L’organisation de notre société doit créer les conditions pour que chacune et chacun puisse construire sa vie libérée de toutes dominations et développer ses potentialités. Nous devons inventer un service public qui réinvestisse le rôle émancipateur du sport dans la conquête de la liberté individuelle et sociale. La reconquête du droit d’accès au sport pour toutes et tous implique une responsabilité et une intervention publique forte. Aujourd’hui cette responsabilité n’est plus assumée par l’Etat qui use et abuse du dispositif de délégation de pouvoir aux fédérations sans pour autant leur donner les moyens d’assurer pleinement leurs missions. Cette relation aboutit à soumettre les associations à des objectifs publics que les orientations politiques actuelles ne veulent pas animer. L’Etat doit revoir avec le mouvement sportif les conditions de ses missions. Nous devons explorer un nouveau partage d’exercice des politiques de démocratisation et de production du haut niveau. La question de la démocratisation de ces instances est pressante. Le vis-à-vis Etat-mouvement sportif construit dans les années 60 se complète aujourd’hui de nouveaux acteurs : collectivités territoriales, entreprises privées, société civile, dont les organisations syndicales mais aussi la diversité des formes autogérées qui apparaissent de plus en plus fréquemment au niveau local. De nouvelles formes démocratiques doivent être mise en place, à tous les niveaux de décision, associant toutes les composantes. Ces lieux de concertation doivent être majoritairement constitués par l’ensemble de ces forces et se donner les moyens de décider de politiques liées au développement des pratiques sous quelques formes qu’elles soient.

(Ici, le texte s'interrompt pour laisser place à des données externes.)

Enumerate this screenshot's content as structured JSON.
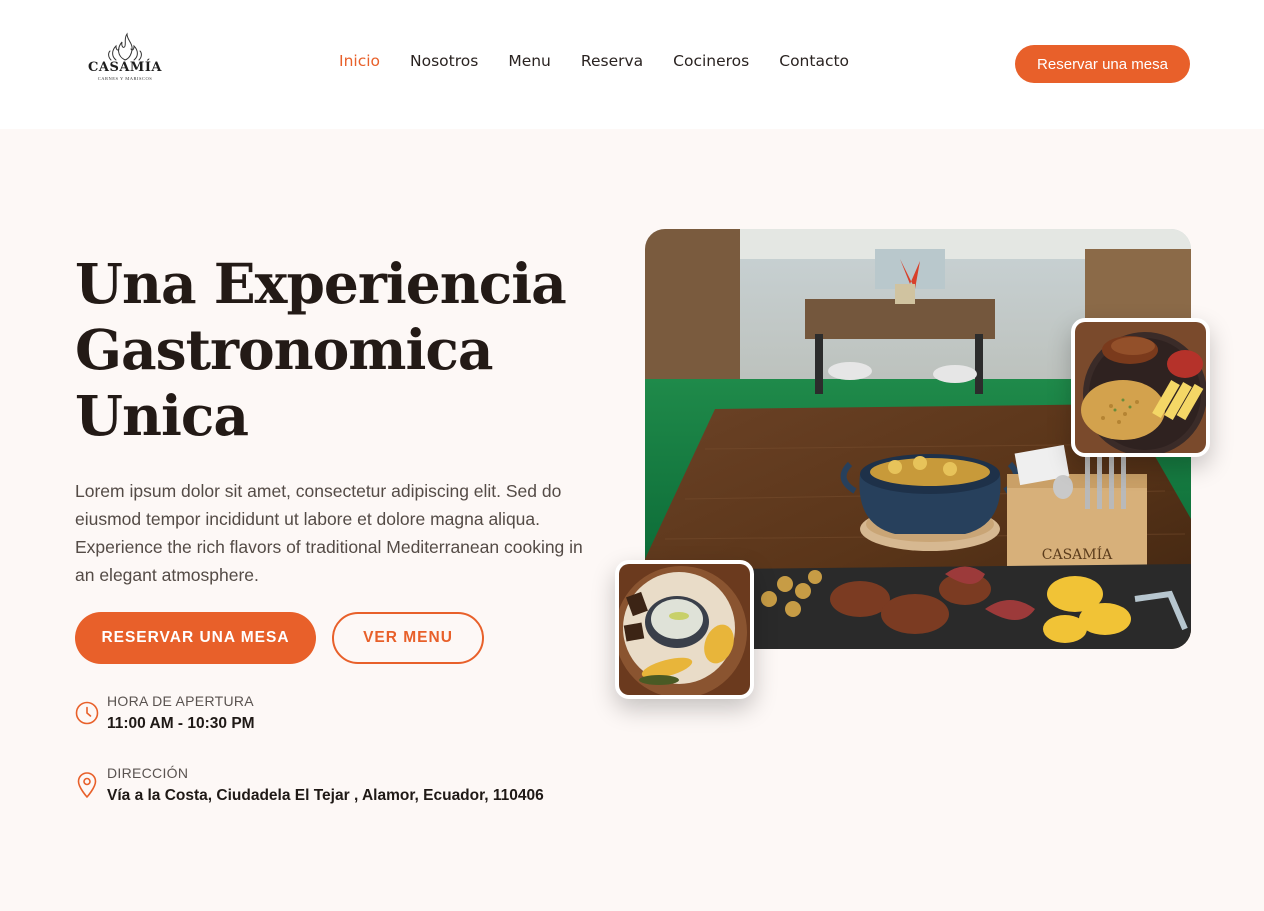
{
  "brand": {
    "name": "CASAMÍA",
    "tagline": "CARNES Y MARISCOS"
  },
  "nav": {
    "items": [
      {
        "label": "Inicio",
        "active": true
      },
      {
        "label": "Nosotros",
        "active": false
      },
      {
        "label": "Menu",
        "active": false
      },
      {
        "label": "Reserva",
        "active": false
      },
      {
        "label": "Cocineros",
        "active": false
      },
      {
        "label": "Contacto",
        "active": false
      }
    ],
    "cta_label": "Reservar una mesa"
  },
  "hero": {
    "title_lines": [
      "Una Experiencia",
      "Gastronomica",
      "Unica"
    ],
    "description": "Lorem ipsum dolor sit amet, consectetur adipiscing elit. Sed do eiusmod tempor incididunt ut labore et dolore magna aliqua. Experience the rich flavors of traditional Mediterranean cooking in an elegant atmosphere.",
    "primary_button": "RESERVAR UNA MESA",
    "secondary_button": "VER MENU"
  },
  "info": {
    "hours": {
      "label": "HORA DE APERTURA",
      "value": "11:00 AM - 10:30 PM",
      "icon": "clock-icon"
    },
    "address": {
      "label": "DIRECCIÓN",
      "value": "Vía a la Costa, Ciudadela El Tejar , Alamor, Ecuador, 110406",
      "icon": "location-pin-icon"
    }
  },
  "colors": {
    "accent": "#e8602a",
    "background": "#fdf8f6",
    "header_bg": "#ffffff",
    "title": "#231a16"
  }
}
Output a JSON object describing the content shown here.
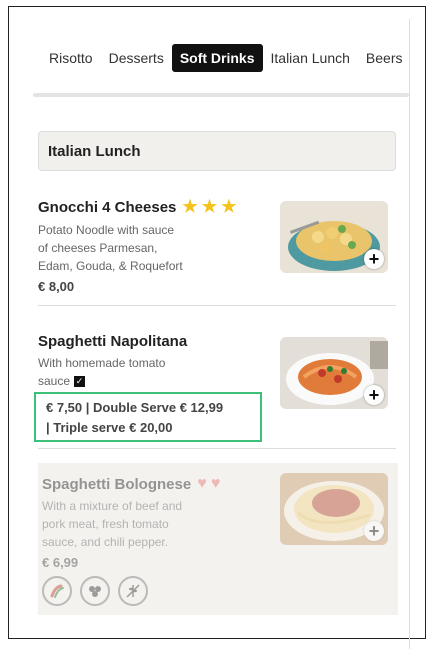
{
  "tabs": [
    {
      "label": "Risotto",
      "active": false
    },
    {
      "label": "Desserts",
      "active": false
    },
    {
      "label": "Soft Drinks",
      "active": true
    },
    {
      "label": "Italian Lunch",
      "active": false
    },
    {
      "label": "Beers",
      "active": false
    }
  ],
  "section": {
    "title": "Italian Lunch"
  },
  "items": [
    {
      "title": "Gnocchi 4 Cheeses",
      "desc_lines": [
        "Potato Noodle with sauce",
        "of cheeses Parmesan,",
        "Edam, Gouda, & Roquefort"
      ],
      "price": "€ 8,00",
      "rating_icons": "star-icon",
      "rating_count": 3
    },
    {
      "title": "Spaghetti Napolitana",
      "desc_lines": [
        "With homemade tomato",
        "sauce"
      ],
      "serves_line1": "€ 7,50   |   Double Serve   € 12,99",
      "serves_line2": "|   Triple serve   € 20,00"
    },
    {
      "title": "Spaghetti Bolognese",
      "desc_lines": [
        "With a mixture of beef and",
        "pork meat, fresh tomato",
        "sauce, and chili pepper."
      ],
      "price": "€ 6,99",
      "rating_icons": "heart-icon",
      "rating_count": 2,
      "badge_icons": [
        "chili-pepper-icon",
        "meatball-icon",
        "no-gluten-icon"
      ]
    }
  ],
  "colors": {
    "highlight_border": "#3cc07a",
    "star": "#f3c31c",
    "heart": "#e57373"
  }
}
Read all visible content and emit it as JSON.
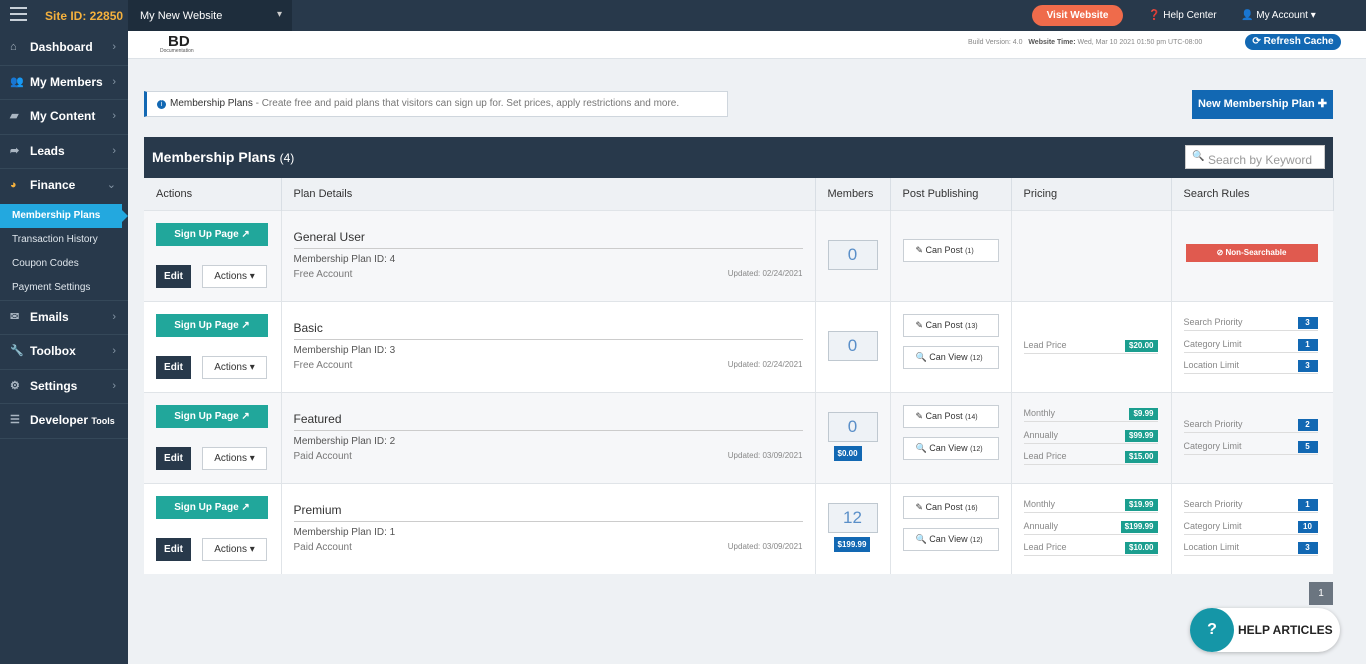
{
  "topbar": {
    "site_id": "Site ID: 22850",
    "site_name": "My New Website",
    "visit": "Visit Website",
    "help": "Help Center",
    "account": "My Account"
  },
  "sidebar": {
    "items": [
      "Dashboard",
      "My Members",
      "My Content",
      "Leads",
      "Finance",
      "Emails",
      "Toolbox",
      "Settings",
      "Developer"
    ],
    "developer_suffix": "Tools",
    "sub": [
      "Membership Plans",
      "Transaction History",
      "Coupon Codes",
      "Payment Settings"
    ]
  },
  "header": {
    "logo": "BD",
    "logo_sub": "Documentation",
    "build": "Build Version: 4.0",
    "website_time_label": "Website Time:",
    "website_time": "Wed, Mar 10 2021 01:50 pm UTC-08:00",
    "refresh": "Refresh Cache"
  },
  "info": {
    "title": "Membership Plans",
    "text": " - Create free and paid plans that visitors can sign up for. Set prices, apply restrictions and more."
  },
  "new_plan": "New Membership Plan",
  "card": {
    "title": "Membership Plans",
    "count": "(4)",
    "search_placeholder": "Search by Keyword",
    "columns": [
      "Actions",
      "Plan Details",
      "Members",
      "Post Publishing",
      "Pricing",
      "Search Rules"
    ]
  },
  "labels": {
    "signup": "Sign Up Page",
    "edit": "Edit",
    "actions": "Actions",
    "plan_id": "Membership Plan ID: ",
    "can_post": "Can Post",
    "can_view": "Can View",
    "non_searchable": "Non-Searchable"
  },
  "plans": [
    {
      "name": "General User",
      "id": "4",
      "type": "Free Account",
      "updated": "Updated: 02/24/2021",
      "members": "0",
      "post": "(1)",
      "pricing": [],
      "search": []
    },
    {
      "name": "Basic",
      "id": "3",
      "type": "Free Account",
      "updated": "Updated: 02/24/2021",
      "members": "0",
      "post": "(13)",
      "view": "(12)",
      "pricing": [
        {
          "label": "Lead Price",
          "value": "$20.00"
        }
      ],
      "search": [
        {
          "label": "Search Priority",
          "value": "3"
        },
        {
          "label": "Category Limit",
          "value": "1"
        },
        {
          "label": "Location Limit",
          "value": "3"
        }
      ]
    },
    {
      "name": "Featured",
      "id": "2",
      "type": "Paid Account",
      "updated": "Updated: 03/09/2021",
      "members": "0",
      "member_price": "$0.00",
      "post": "(14)",
      "view": "(12)",
      "pricing": [
        {
          "label": "Monthly",
          "value": "$9.99"
        },
        {
          "label": "Annually",
          "value": "$99.99"
        },
        {
          "label": "Lead Price",
          "value": "$15.00"
        }
      ],
      "search": [
        {
          "label": "Search Priority",
          "value": "2"
        },
        {
          "label": "Category Limit",
          "value": "5"
        }
      ]
    },
    {
      "name": "Premium",
      "id": "1",
      "type": "Paid Account",
      "updated": "Updated: 03/09/2021",
      "members": "12",
      "member_price": "$199.99",
      "post": "(16)",
      "view": "(12)",
      "pricing": [
        {
          "label": "Monthly",
          "value": "$19.99"
        },
        {
          "label": "Annually",
          "value": "$199.99"
        },
        {
          "label": "Lead Price",
          "value": "$10.00"
        }
      ],
      "search": [
        {
          "label": "Search Priority",
          "value": "1"
        },
        {
          "label": "Category Limit",
          "value": "10"
        },
        {
          "label": "Location Limit",
          "value": "3"
        }
      ]
    }
  ],
  "pagination": "1",
  "help_articles": "HELP ARTICLES"
}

Il va falloir renforcer les fondations que sont l’éducation physique et sportive et la vie associative. L’égalité d’accès à toutes les pratiques sportives passe d’abord par l’école avec l’enseignement de l’EPS et le sport scolaire. L'Education nationale doit garantir un enseignement obligatoire minimum de 3h à 5h d’EPS de la maternelle à l’université en insistant sur le niveau de formation et les contenus. Cela implique une augmentation significative du nombre d’enseignants d’EPS par un grand plan national de recrutement et la formation des professeurs des écoles au cours des prochaines années. Cela nécessite le développement d’installations sportives adaptées à l’EPS sur le lieu de l’enseignement ou à proximité, gérées par les collectivités et ouvertes aux associations sportives locales.

La vie associative joue un rôle essentiel d’éducation populaire et d’émancipation, elle doit être préservée de toutes dérives et concurrences commerciales. L’engagement bénévole ne doit pas être un luxe. Il dépend de deux facteurs : la disponibilité en temps et le niveau de vie permettant de s’épanouir dans une activité sociale désintéressée. Seule une politique nationale de valorisation, de formation et de soutien aux associations et au bénévolat par l’adoption d’une loi-cadre sera garante de sa pérennité.

Tout cela exige de prendre le chemin du renforcement des moyens, des missions, de la présence partout sur le territoire d’un service public de proximité. C’est avec un État et des collectivités territoriales en capacité d’intervention que l’argent investi dans le sport pourra profiter au sport, plutôt que le sport devienne une source de profit. Il est donc nécessaire et urgent d’adopter une loi-cadre qui réaffirme l’unicité du sport, définissant les principes de l’action publique et reconnaissant le rôle des collectivités et du mouvement sportif dans cette action et donnant les moyens financiers et humains à la hauteur des enjeux.